The bright green color of the newly opening leaves, the moss green of the lake below, the white and pink of blooming dogwoods, and the lovely purple pink hues of petunias and snapdragons glow all the brighter in the cloud-filtered light.
One of my favorite writing teachers once told me that I wrote with an "outsider's" viewpoint ? that my narrative style was the voice of a removed observer rather than a participant.
There is something to this. It is the same reason I took up photography at age eight when my parents bought me an Instamatic camera. When one photographs life, one is removed from the center of the drama. I have always been more comfortable that way.
Up here in my aerie I am the watcher on the bluff. I can see the ospreys riding the wind like white-winged kites and some young people down at the water's edge, their four-wheelers parked close by.
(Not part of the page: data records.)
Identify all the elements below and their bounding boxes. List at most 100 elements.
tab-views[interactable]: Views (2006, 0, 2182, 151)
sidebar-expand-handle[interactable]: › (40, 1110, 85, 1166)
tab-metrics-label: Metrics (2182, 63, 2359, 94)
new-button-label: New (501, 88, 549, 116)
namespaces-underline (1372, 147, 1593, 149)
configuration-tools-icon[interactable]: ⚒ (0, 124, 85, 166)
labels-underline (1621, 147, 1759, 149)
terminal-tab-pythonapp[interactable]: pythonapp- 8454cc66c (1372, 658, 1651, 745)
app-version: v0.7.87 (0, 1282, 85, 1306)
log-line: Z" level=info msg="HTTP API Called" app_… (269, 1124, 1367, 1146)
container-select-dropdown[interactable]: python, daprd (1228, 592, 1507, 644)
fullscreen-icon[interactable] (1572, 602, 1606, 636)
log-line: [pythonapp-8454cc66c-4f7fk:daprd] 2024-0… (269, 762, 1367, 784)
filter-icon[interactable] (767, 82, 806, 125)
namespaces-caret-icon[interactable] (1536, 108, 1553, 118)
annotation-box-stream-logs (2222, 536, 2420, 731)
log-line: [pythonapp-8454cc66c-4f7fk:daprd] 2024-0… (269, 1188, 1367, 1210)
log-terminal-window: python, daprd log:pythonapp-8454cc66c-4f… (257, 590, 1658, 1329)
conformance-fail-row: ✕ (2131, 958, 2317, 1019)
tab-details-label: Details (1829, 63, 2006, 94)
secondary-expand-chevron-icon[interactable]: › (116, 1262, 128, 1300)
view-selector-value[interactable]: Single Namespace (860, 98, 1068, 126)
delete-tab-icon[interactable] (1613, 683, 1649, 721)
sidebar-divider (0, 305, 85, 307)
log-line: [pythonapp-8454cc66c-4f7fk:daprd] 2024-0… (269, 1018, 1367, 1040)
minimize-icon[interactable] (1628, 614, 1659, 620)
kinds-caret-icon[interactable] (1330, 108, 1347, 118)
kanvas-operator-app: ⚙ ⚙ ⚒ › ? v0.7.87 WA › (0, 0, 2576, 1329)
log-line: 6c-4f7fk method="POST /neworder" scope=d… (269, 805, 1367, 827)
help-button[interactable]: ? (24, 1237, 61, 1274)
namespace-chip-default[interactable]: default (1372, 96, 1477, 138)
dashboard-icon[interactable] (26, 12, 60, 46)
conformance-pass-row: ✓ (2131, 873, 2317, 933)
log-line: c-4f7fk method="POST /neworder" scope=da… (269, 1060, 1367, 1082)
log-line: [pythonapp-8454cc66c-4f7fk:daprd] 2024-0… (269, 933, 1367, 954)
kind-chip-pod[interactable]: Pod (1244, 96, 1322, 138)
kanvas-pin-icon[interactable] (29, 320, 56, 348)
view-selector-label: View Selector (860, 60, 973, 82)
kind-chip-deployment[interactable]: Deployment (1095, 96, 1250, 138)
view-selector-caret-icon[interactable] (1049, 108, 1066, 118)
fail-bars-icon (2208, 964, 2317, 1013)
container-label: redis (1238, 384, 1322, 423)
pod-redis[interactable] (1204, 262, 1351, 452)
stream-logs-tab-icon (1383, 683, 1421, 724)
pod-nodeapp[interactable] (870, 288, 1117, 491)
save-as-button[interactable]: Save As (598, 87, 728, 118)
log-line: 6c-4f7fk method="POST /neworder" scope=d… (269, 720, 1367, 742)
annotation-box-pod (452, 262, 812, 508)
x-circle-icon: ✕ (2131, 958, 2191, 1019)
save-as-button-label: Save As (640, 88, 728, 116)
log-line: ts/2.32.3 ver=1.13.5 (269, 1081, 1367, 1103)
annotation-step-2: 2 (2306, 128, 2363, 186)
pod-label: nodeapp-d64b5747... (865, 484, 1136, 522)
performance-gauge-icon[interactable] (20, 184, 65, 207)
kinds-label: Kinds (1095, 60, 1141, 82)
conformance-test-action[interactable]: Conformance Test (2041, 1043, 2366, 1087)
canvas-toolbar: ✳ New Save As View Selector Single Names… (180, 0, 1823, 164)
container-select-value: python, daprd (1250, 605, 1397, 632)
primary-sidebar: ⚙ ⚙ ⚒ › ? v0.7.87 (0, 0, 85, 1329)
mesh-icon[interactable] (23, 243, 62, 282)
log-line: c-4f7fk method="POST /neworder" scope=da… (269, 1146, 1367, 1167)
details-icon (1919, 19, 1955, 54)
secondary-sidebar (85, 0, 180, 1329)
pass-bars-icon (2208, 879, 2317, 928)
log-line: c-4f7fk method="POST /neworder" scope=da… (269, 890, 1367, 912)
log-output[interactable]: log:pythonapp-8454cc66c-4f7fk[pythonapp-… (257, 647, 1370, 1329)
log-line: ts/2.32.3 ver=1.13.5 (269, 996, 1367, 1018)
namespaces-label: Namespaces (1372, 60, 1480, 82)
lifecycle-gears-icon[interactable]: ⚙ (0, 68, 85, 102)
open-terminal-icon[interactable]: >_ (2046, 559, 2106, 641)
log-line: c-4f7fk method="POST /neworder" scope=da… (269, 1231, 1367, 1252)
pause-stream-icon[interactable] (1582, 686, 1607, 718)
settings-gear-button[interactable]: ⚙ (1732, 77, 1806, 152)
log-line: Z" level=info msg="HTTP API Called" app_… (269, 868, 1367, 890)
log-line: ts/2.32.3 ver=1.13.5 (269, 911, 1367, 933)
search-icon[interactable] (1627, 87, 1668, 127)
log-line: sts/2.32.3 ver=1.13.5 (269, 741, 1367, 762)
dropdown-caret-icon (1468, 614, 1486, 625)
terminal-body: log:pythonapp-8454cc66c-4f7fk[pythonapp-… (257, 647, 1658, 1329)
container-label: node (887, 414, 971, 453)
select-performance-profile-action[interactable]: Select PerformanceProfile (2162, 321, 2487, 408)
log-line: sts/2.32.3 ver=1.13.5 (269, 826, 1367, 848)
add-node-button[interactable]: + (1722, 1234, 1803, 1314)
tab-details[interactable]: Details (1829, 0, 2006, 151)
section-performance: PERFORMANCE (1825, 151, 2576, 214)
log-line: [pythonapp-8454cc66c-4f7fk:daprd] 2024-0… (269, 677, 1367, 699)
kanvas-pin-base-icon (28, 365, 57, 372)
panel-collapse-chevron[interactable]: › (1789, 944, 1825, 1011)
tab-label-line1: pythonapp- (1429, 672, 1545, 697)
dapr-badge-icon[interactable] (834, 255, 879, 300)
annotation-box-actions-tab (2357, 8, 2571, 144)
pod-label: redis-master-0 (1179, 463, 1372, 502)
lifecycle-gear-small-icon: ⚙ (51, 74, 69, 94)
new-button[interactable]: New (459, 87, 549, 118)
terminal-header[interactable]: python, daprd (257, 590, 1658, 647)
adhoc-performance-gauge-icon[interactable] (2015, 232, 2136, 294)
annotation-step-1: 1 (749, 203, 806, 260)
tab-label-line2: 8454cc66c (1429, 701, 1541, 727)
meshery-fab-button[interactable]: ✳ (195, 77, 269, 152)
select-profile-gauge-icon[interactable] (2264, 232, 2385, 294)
Beyond the trailer park, I can see a gray strip of highway, all those tiny pick-up trucks rolling by.
Like the Red Hot Chili Peppers' song - "With the Birds I'll Share this Lonely View."
I don't know if all humans experience this sort of separateness that is not separateness after all. The watcher and the watched at the same time.
My dear friend, JB, remarked this week, in an email about waves and particles and how scientists have said that waves are waves until they are observed, and then they act like particles (and if no one is observing, how do they know what happens to the unobserved?), that there must be some higher level of observation where the wave and the particle may be viewed as one and the same and not either/or.
He went on to say that he has always thought of empathy as being a key element of intelligence - but that sympathy is even more important, because while empathy - being able to imagine how another being feels - suggests separateness, sympathy - actually feeling with another being - suggests connection.
An outside observer may see the drama more clearly than those who are in the midst of it, but if she observes with sympathy, she might also experience the drama without being in its midst.
Lately I am surrounded at work by a majority of people with whom I don't want to experience any sympathy (which is not to say that I don't have some genuine friends among the madding masses).
I am questioning my life's purpose and my penchant for finding myself in places where I don't fit.
When I was five my favorite song was "The Fool on the Hill," by the Beatles.
It was the same year I wrote my first story in red print on my mother's electric typewriter and illustrated it with crayon pictures of dragons.
And somehow that long ago has shaped this now.